On 29 July 2016, Rubin Kazan reached an agreement with Real Sociedad for the transfer of Jonathas. The fee was reported as €7 million.

===Hannover 96===
On 22 August 2017, Jonathas de Jesus signed a three-year contract with the German club Hannover 96. Five days later he scored on his debut, the only goal of a home win over FC Schalke 04.

On 29 June 2018, he joined Brazilian club Corinthians on a year-long deal. He played nine total games, and scored a late consolation on 22 July at the end of a 3–1 loss away to city rivals São Paulo FC. Corinthians terminated the loan on 15 January 2019.

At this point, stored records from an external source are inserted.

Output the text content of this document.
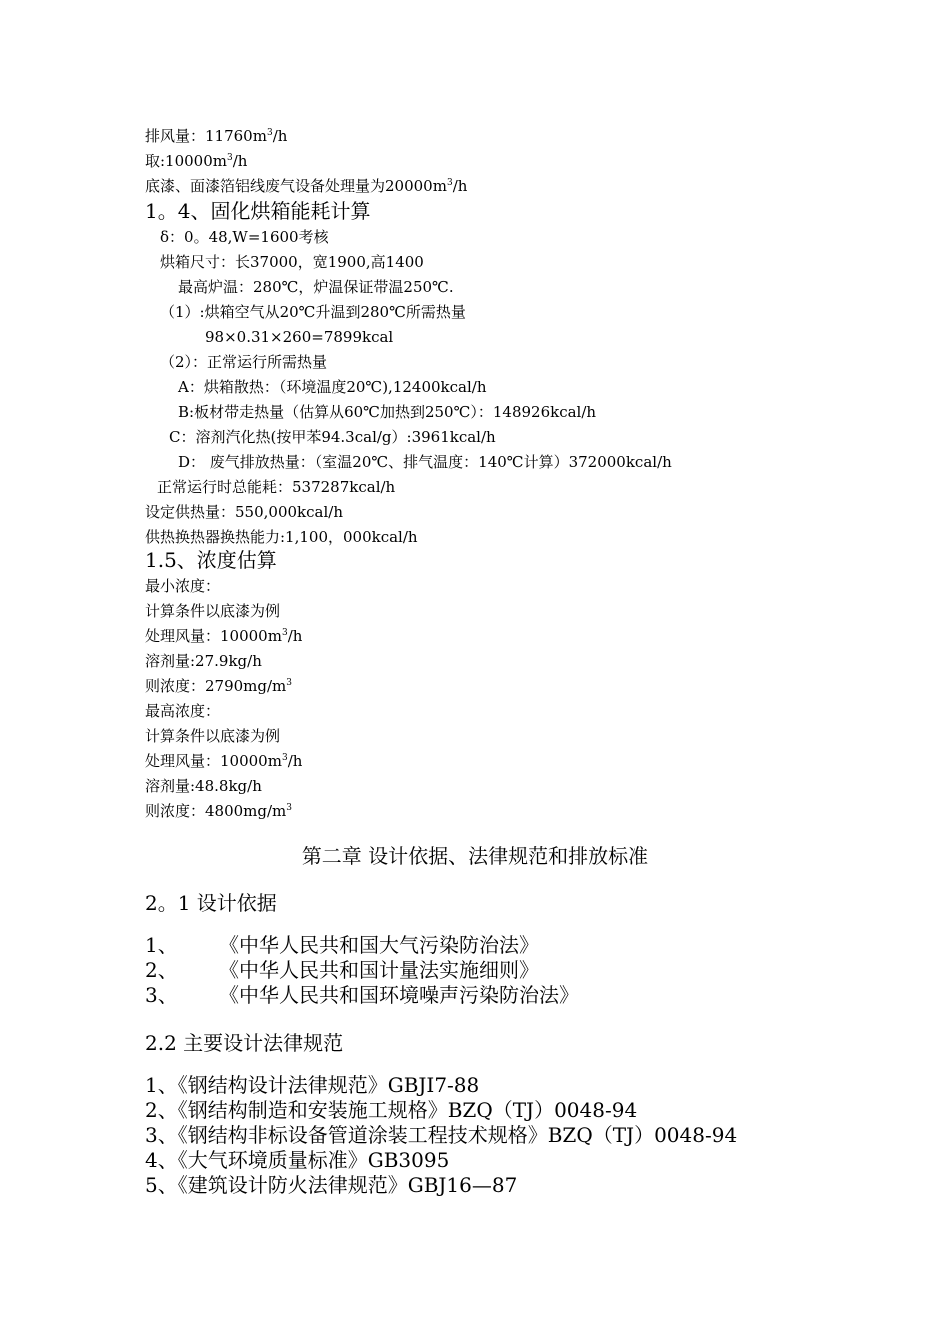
排风量：$11760m^3/h$
取$:10000m^3/h$
底漆、面漆箔铝线废气设备处理量为$20000m^3/h$
1。4、固化烘箱能耗计算
δ：0。48,W=1600考核
烘箱尺寸：长37000，宽1900,高1400
最高炉温：280℃，炉温保证带温250℃.
（1）:烘箱空气从20℃升温到280℃所需热量
98×0.31×260=7899kcal
（2）：正常运行所需热量
A：烘箱散热：（环境温度20℃),12400kcal/h
B:板材带走热量（估算从60℃加热到250℃）：148926kcal/h
C：溶剂汽化热(按甲苯94.3cal/g）:3961kcal/h
D： 废气排放热量：（室温20℃、排气温度：140℃计算）372000kcal/h
正常运行时总能耗：537287kcal/h
设定供热量：550,000kcal/h
供热换热器换热能力:1,100，000kcal/h
1.5、浓度估算
最小浓度：
计算条件以底漆为例
处理风量：$10000m^3/h$
溶剂量:27.9kg/h
则浓度：$2790mg/m^3$
最高浓度：
计算条件以底漆为例
处理风量：$10000m^3/h$
溶剂量:48.8kg/h
则浓度：$4800mg/m^3$
第二章 设计依据、法律规范和排放标准
2。1 设计依据
1、 《中华人民共和国大气污染防治法》
2、 《中华人民共和国计量法实施细则》
3、 《中华人民共和国环境噪声污染防治法》
2.2 主要设计法律规范
1、《钢结构设计法律规范》GBJI7-88
2、《钢结构制造和安装施工规格》BZQ（TJ）0048-94
3、《钢结构非标设备管道涂装工程技术规格》BZQ（TJ）0048-94
4、《大气环境质量标准》GB3095
5、《建筑设计防火法律规范》GBJ16—87
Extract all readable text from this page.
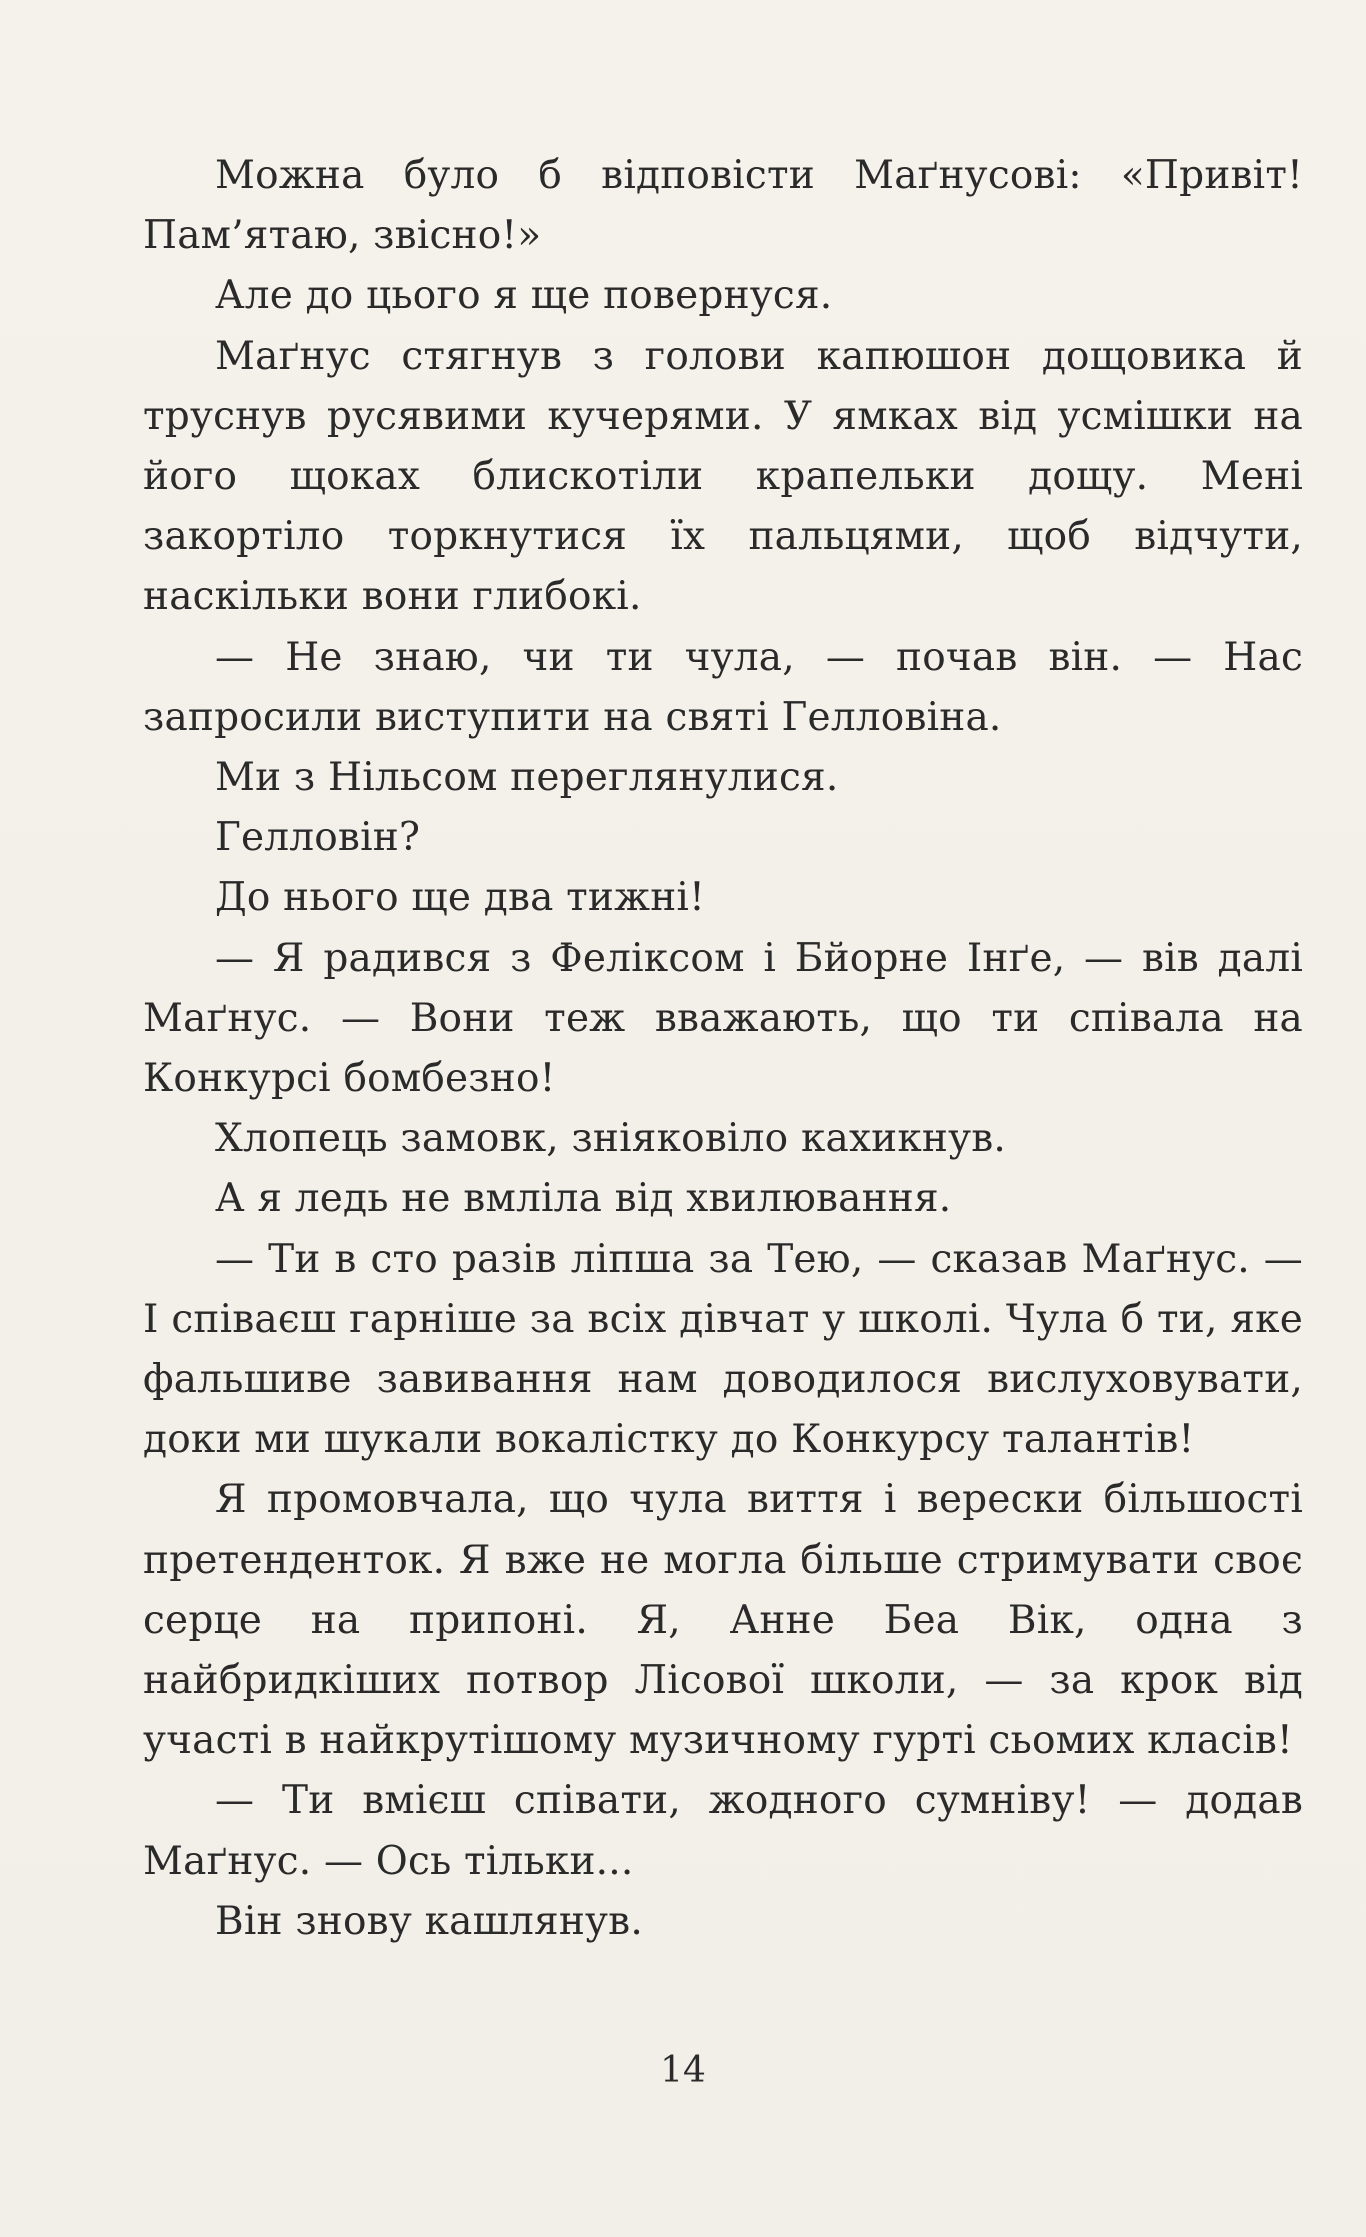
Можна було б відповісти Маґнусові: «Привіт! Пам’ятаю, звісно!»

Але до цього я ще повернуся.

Маґнус стягнув з голови капюшон дощовика й труснув русявими кучерями. У ямках від усмішки на його щоках блискотіли крапельки дощу. Мені закортіло торкнутися їх пальцями, щоб відчути, наскільки вони глибокі.

— Не знаю, чи ти чула, — почав він. — Нас запросили виступити на святі Гелловіна.

Ми з Нільсом переглянулися.

Гелловін?

До нього ще два тижні!

— Я радився з Феліксом і Бйорне Інґе, — вів далі Маґнус. — Вони теж вважають, що ти співала на Конкурсі бомбезно!

Хлопець замовк, зніяковіло кахикнув.

А я ледь не вмліла від хвилювання.

— Ти в сто разів ліпша за Тею, — сказав Маґнус. — І співаєш гарніше за всіх дівчат у школі. Чула б ти, яке фальшиве завивання нам доводилося вислуховувати, доки ми шукали вокалістку до Конкурсу талантів!

Я промовчала, що чула виття і верески більшості претенденток. Я вже не могла більше стримувати своє серце на припоні. Я, Анне Беа Вік, одна з найбридкіших потвор Лісової школи, — за крок від участі в найкрутішому музичному гурті сьомих класів!

— Ти вмієш співати, жодного сумніву! — додав Маґнус. — Ось тільки...

Він знову кашлянув.

14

On 4 May 2019, Jonathas de Jesus came on as a half-time substitute for Hendrik Weydandt for relegation-threatened Hannover away to leaders FC Bayern Munich. In his ten-minute cameo, he scored a penalty given by the video assistant referee, and was sent off for two yellow cards. His contract was terminated on 31 August that year.

===Return to Elche===
On 31 January 2020, Jonathas de Jesus returned to his former club Elche, now in Segunda División. Weeks later, he tested positive for COVID-19 on 15 March, during the coronavirus pandemic in Spain.

===Sharjah===
On 29 August 2020, Sharjah signs Brazilian Jonathas de Jesus.

=== Odisha FC ===
On 10 September 2021, Indian Super League side Odisha FC signed him for a two-year term ahead of their 2021–22 campaign. He debuted for the club on 24 November in a 3–1 win over Bengaluru FC. He had 8 goals and 4 assists in his first year in India.

==International career==
Jonathas de Jesus played for the Brazilian under-19 team at 2008 Sendai Cup, where he scored three goals in the same number of matches.